# Wetterstation mit RS485 Schnittstelle



## charly007 (20 April 2006)

Hallo zusammen

Ich brauche für unseren Wintergarten eine Steuerung für die Beschattung und Belüftung. Ich bin nun am überlegen ob ich eine fertige Steuerung oder eine SPS-Steuerung verwenden soll.
Für die Wetterinfos (Wind, Sonne, Regen) habe ich von der Fa. Elsner eine Wetterstation gefunden die eine RS485 Schnittstelle hat.

Wie aufwendig ist es so eine Schnittstelle in das Programm zu integrieren?

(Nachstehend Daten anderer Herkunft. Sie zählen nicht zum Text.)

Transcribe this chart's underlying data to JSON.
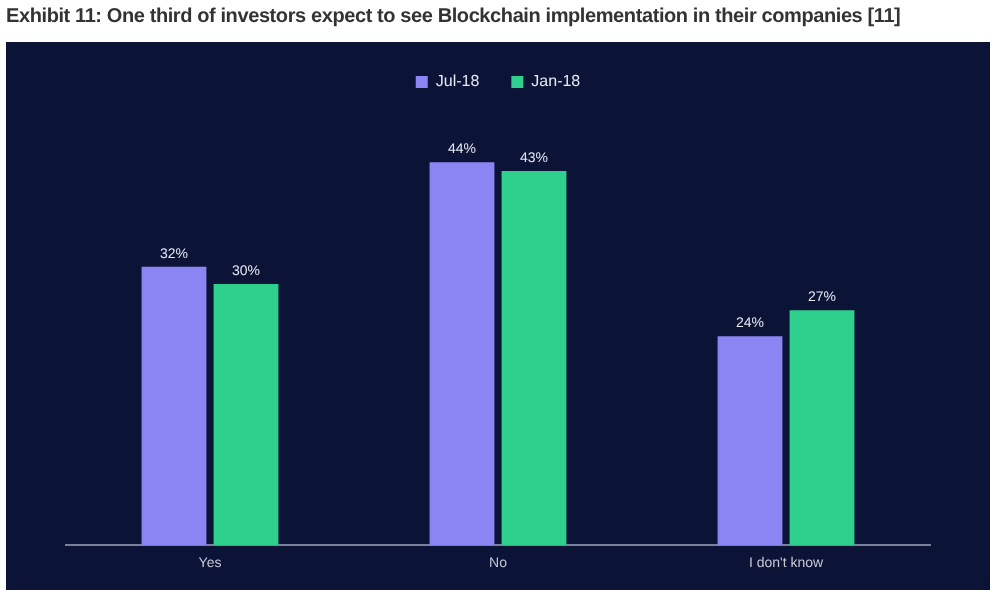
{
  "chart_data": {
    "type": "bar",
    "title": "Exhibit 11: One third of investors expect to see Blockchain implementation in their companies [11]",
    "categories": [
      "Yes",
      "No",
      "I don't know"
    ],
    "series": [
      {
        "name": "Jul-18",
        "color": "#8a85f2",
        "values": [
          32,
          44,
          24
        ],
        "value_labels": [
          "32%",
          "44%",
          "24%"
        ]
      },
      {
        "name": "Jan-18",
        "color": "#2fcf8e",
        "values": [
          30,
          43,
          27
        ],
        "value_labels": [
          "30%",
          "43%",
          "27%"
        ]
      }
    ],
    "legend": "top",
    "grid": false
  }
}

Als SPS würde ich eine Mitsubishi bevorzugen.

Gruß
Charly


----------



## MSB (20 April 2006)

Also das einbinden einer Seriellen Schnittstelle,
sollte grundsätzlich kein Problem darstellen.
Der Aufwand der nötig ist, hängt in erster Linie vom Aufbau
des Protokolls ab, das kann man also nicht pauschal sagen.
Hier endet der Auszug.